Five million. That's how many girls Plan International has reached directly through the global Because I am a Girl movement since it was launched in 2012. Of course this number is huge, and it is something of which we are justifiably proud, but it's just a fraction of our ambition. We want to see a world in which every girl realises her rights; a world in which girls are valued equally; a world in which power relations are transformed so girls everywhere can learn, lead, decide and thrive. This is a global ambition, and throughout the coming year we will continue our work with the European institutions to ensure our message is heard.
Following the milestone agreements reached in 2015, we must now take the first steps towards realising the promises we made to people and planet. We were therefore delighted to start the new year with a guest article for Girls' Voices from EU Development Commissioner Mimica. The Commissioner has made no secret of his personal commitment to advancing girls' rights and gender equality through the EU's development cooperation.
In his article, he reiterated his desire to help create "a world where the rights of girls and women are claimed, valued and respected by all". "We cannot achieve sustainable development by 2030 if half of the world’s population is left behind," he concluded. I encourage you to read his article to find out how he intends to ensure the EU makes a positive and lasting difference to girls' lives, including through the new Gender Action Plan (GAP).
Perhaps one of the most brutal examples of why we must focus on promoting and protecting girls' rights is the practice of Female Genital Mutilation/Cutting (FGM/C). FGM/C is a gross violation of a girl's rights with no justification whatsoever. Yet it continues to be performed on millions of girls every year. We cannot simply stand back and allow this to go on.
Earlier this month (6 February) we celebrated the International Day for Zero Tolerance of FGM, shortly after we'd welcomed Madina Bocoum Daff, Plan International Mali's Coordinator in the fight against FGM/C, to Brussels. The secrecy which surrounds FGM/C only fuels the practice. Madina is determined to break the silence, and she is a woman with a powerful story to tell. Having undergone one of the most severe forms of FGM/C herself, she knows all too well the importance of what she is fighting for.

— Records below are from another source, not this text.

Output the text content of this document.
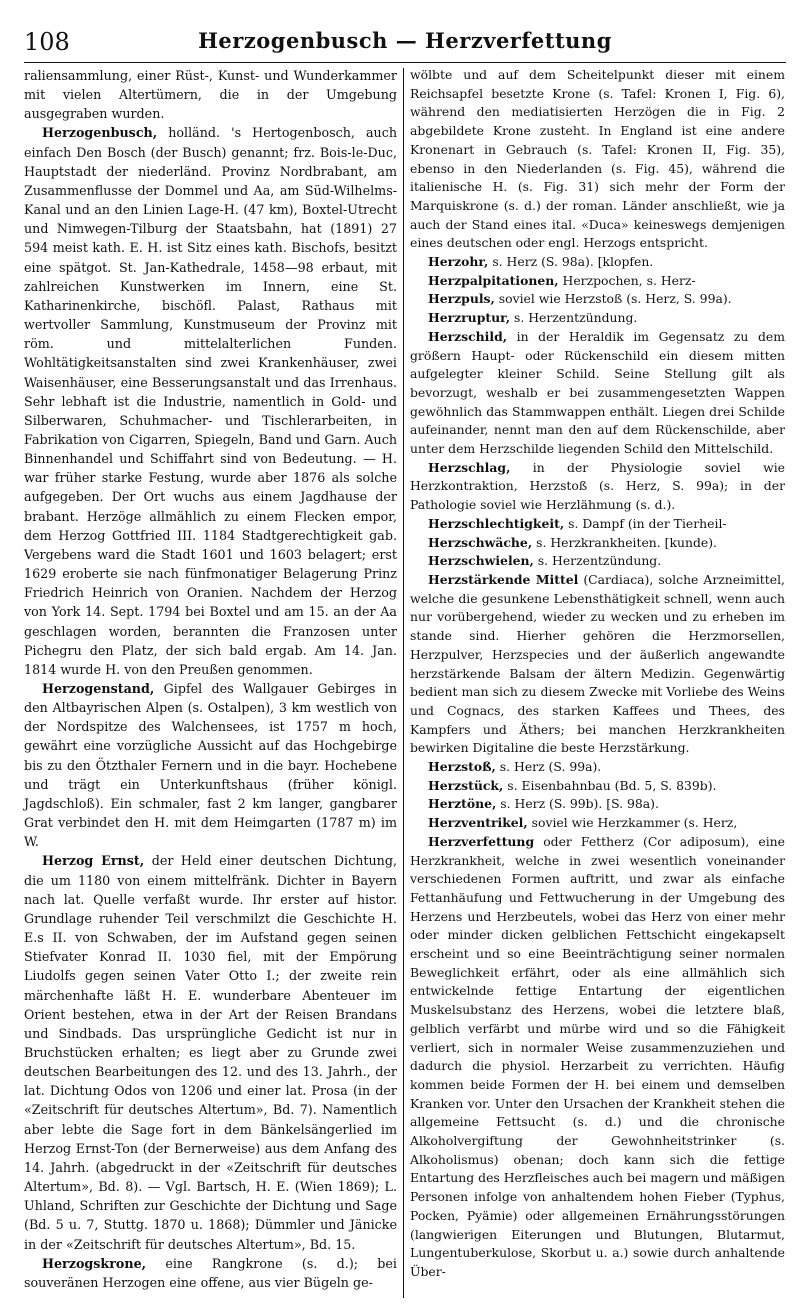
108	Herzogenbusch — Herzverfettung

raliensammlung, einer Rüst-, Kunst- und Wunderkammer mit vielen Altertümern, die in der Umgebung ausgegraben wurden.

Herzogenbusch, holländ. 's Hertogenbosch, auch einfach Den Bosch (der Busch) genannt; frz. Bois-le-Duc, Hauptstadt der niederländ. Provinz Nordbrabant, am Zusammenflusse der Dommel und Aa, am Süd-Wilhelms-Kanal und an den Linien Lage-H. (47 km), Boxtel-Utrecht und Nimwegen-Tilburg der Staatsbahn, hat (1891) 27 594 meist kath. E. H. ist Sitz eines kath. Bischofs, besitzt eine spätgot. St. Jan-Kathedrale, 1458—98 erbaut, mit zahlreichen Kunstwerken im Innern, eine St. Katharinenkirche, bischöfl. Palast, Rathaus mit wertvoller Sammlung, Kunstmuseum der Provinz mit röm. und mittelalterlichen Funden. Wohltätigkeitsanstalten sind zwei Krankenhäuser, zwei Waisenhäuser, eine Besserungsanstalt und das Irrenhaus. Sehr lebhaft ist die Industrie, namentlich in Gold- und Silberwaren, Schuhmacher- und Tischlerarbeiten, in Fabrikation von Cigarren, Spiegeln, Band und Garn. Auch Binnenhandel und Schiffahrt sind von Bedeutung. — H. war früher starke Festung, wurde aber 1876 als solche aufgegeben. Der Ort wuchs aus einem Jagdhause der brabant. Herzöge allmählich zu einem Flecken empor, dem Herzog Gottfried III. 1184 Stadtgerechtigkeit gab. Vergebens ward die Stadt 1601 und 1603 belagert; erst 1629 eroberte sie nach fünfmonatiger Belagerung Prinz Friedrich Heinrich von Oranien. Nachdem der Herzog von York 14. Sept. 1794 bei Boxtel und am 15. an der Aa geschlagen worden, berannten die Franzosen unter Pichegru den Platz, der sich bald ergab. Am 14. Jan. 1814 wurde H. von den Preußen genommen.

Herzogenstand, Gipfel des Wallgauer Gebirges in den Altbayrischen Alpen (s. Ostalpen), 3 km westlich von der Nordspitze des Walchensees, ist 1757 m hoch, gewährt eine vorzügliche Aussicht auf das Hochgebirge bis zu den Ötzthaler Fernern und in die bayr. Hochebene und trägt ein Unterkunftshaus (früher königl. Jagdschloß). Ein schmaler, fast 2 km langer, gangbarer Grat verbindet den H. mit dem Heimgarten (1787 m) im W.

Herzog Ernst, der Held einer deutschen Dichtung, die um 1180 von einem mittelfränk. Dichter in Bayern nach lat. Quelle verfaßt wurde. Ihr erster auf histor. Grundlage ruhender Teil verschmilzt die Geschichte H. E.s II. von Schwaben, der im Aufstand gegen seinen Stiefvater Konrad II. 1030 fiel, mit der Empörung Liudolfs gegen seinen Vater Otto I.; der zweite rein märchenhafte läßt H. E. wunderbare Abenteuer im Orient bestehen, etwa in der Art der Reisen Brandans und Sindbads. Das ursprüngliche Gedicht ist nur in Bruchstücken erhalten; es liegt aber zu Grunde zwei deutschen Bearbeitungen des 12. und des 13. Jahrh., der lat. Dichtung Odos von 1206 und einer lat. Prosa (in der «Zeitschrift für deutsches Altertum», Bd. 7). Namentlich aber lebte die Sage fort in dem Bänkelsängerlied im Herzog Ernst-Ton (der Bernerweise) aus dem Anfang des 14. Jahrh. (abgedruckt in der «Zeitschrift für deutsches Altertum», Bd. 8). — Vgl. Bartsch, H. E. (Wien 1869); L. Uhland, Schriften zur Geschichte der Dichtung und Sage (Bd. 5 u. 7, Stuttg. 1870 u. 1868); Dümmler und Jänicke in der «Zeitschrift für deutsches Altertum», Bd. 15.

Herzogskrone, eine Rangkrone (s. d.); bei souveränen Herzogen eine offene, aus vier Bügeln ge-

wölbte und auf dem Scheitelpunkt dieser mit einem Reichsapfel besetzte Krone (s. Tafel: Kronen I, Fig. 6), während den mediatisierten Herzögen die in Fig. 2 abgebildete Krone zusteht. In England ist eine andere Kronenart in Gebrauch (s. Tafel: Kronen II, Fig. 35), ebenso in den Niederlanden (s. Fig. 45), während die italienische H. (s. Fig. 31) sich mehr der Form der Marquiskrone (s. d.) der roman. Länder anschließt, wie ja auch der Stand eines ital. «Duca» keineswegs demjenigen eines deutschen oder engl. Herzogs entspricht.

Herzohr, s. Herz (S. 98a). [klopfen.

Herzpalpitationen, Herzpochen, s. Herz-

Herzpuls, soviel wie Herzstoß (s. Herz, S. 99a).

Herzruptur, s. Herzentzündung.

Herzschild, in der Heraldik im Gegensatz zu dem größern Haupt- oder Rückenschild ein diesem mitten aufgelegter kleiner Schild. Seine Stellung gilt als bevorzugt, weshalb er bei zusammengesetzten Wappen gewöhnlich das Stammwappen enthält. Liegen drei Schilde aufeinander, nennt man den auf dem Rückenschilde, aber unter dem Herzschilde liegenden Schild den Mittelschild.

Herzschlag, in der Physiologie soviel wie Herzkontraktion, Herzstoß (s. Herz, S. 99a); in der Pathologie soviel wie Herzlähmung (s. d.).

Herzschlechtigkeit, s. Dampf (in der Tierheil-

Herzschwäche, s. Herzkrankheiten. [kunde).

Herzschwielen, s. Herzentzündung.

Herzstärkende Mittel (Cardiaca), solche Arzneimittel, welche die gesunkene Lebensthätigkeit schnell, wenn auch nur vorübergehend, wieder zu wecken und zu erheben im stande sind. Hierher gehören die Herzmorsellen, Herzpulver, Herzspecies und der äußerlich angewandte herzstärkende Balsam der ältern Medizin. Gegenwärtig bedient man sich zu diesem Zwecke mit Vorliebe des Weins und Cognacs, des starken Kaffees und Thees, des Kampfers und Äthers; bei manchen Herzkrankheiten bewirken Digitaline die beste Herzstärkung.

Herzstoß, s. Herz (S. 99a).

Herzstück, s. Eisenbahnbau (Bd. 5, S. 839b).

Herztöne, s. Herz (S. 99b). [S. 98a).

Herzventrikel, soviel wie Herzkammer (s. Herz,

Herzverfettung oder Fettherz (Cor adiposum), eine Herzkrankheit, welche in zwei wesentlich voneinander verschiedenen Formen auftritt, und zwar als einfache Fettanhäufung und Fettwucherung in der Umgebung des Herzens und Herzbeutels, wobei das Herz von einer mehr oder minder dicken gelblichen Fettschicht eingekapselt erscheint und so eine Beeinträchtigung seiner normalen Beweglichkeit erfährt, oder als eine allmählich sich entwickelnde fettige Entartung der eigentlichen Muskelsubstanz des Herzens, wobei die letztere blaß, gelblich verfärbt und mürbe wird und so die Fähigkeit verliert, sich in normaler Weise zusammenzuziehen und dadurch die physiol. Herzarbeit zu verrichten. Häufig kommen beide Formen der H. bei einem und demselben Kranken vor. Unter den Ursachen der Krankheit stehen die allgemeine Fettsucht (s. d.) und die chronische Alkoholvergiftung der Gewohnheitstrinker (s. Alkoholismus) obenan; doch kann sich die fettige Entartung des Herzfleisches auch bei magern und mäßigen Personen infolge von anhaltendem hohen Fieber (Typhus, Pocken, Pyämie) oder allgemeinen Ernährungsstörungen (langwierigen Eiterungen und Blutungen, Blutarmut, Lungentuberkulose, Skorbut u. a.) sowie durch anhaltende Über-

The EU has committed itself to helping eliminate the practice within a generation, including through its Action Plans on Human Rights and Democracy and Gender Equality and Women's Empowerment, and we will continue to share the voices and experiences of women like Madina - and the girls she is fighting to protect - to push for EU leadership on this issue.
The turn of the year also marked the start of the Dutch Presidency of the Council of the EU. They may only have six months at the helm, but if spent wisely the Dutch can leave a lasting legacy when it comes to the EU's 15-year contribution to ending extreme poverty through Agenda 2030. Where should they start? By showing leadership on the development of a comprehensive, integrated implementation strategy, raising policy coherence up the political agenda and developing robust, independent monitoring and accountability mechanisms. Monique van 't Hek, National Director of Plan Netherlands, sets out her expectations of the Dutch Presidency in our second Girls' Voices article.
2016 is already well underway and we've hit the ground running - there is no time to waste when it comes to realising our ambitions for girls the world over.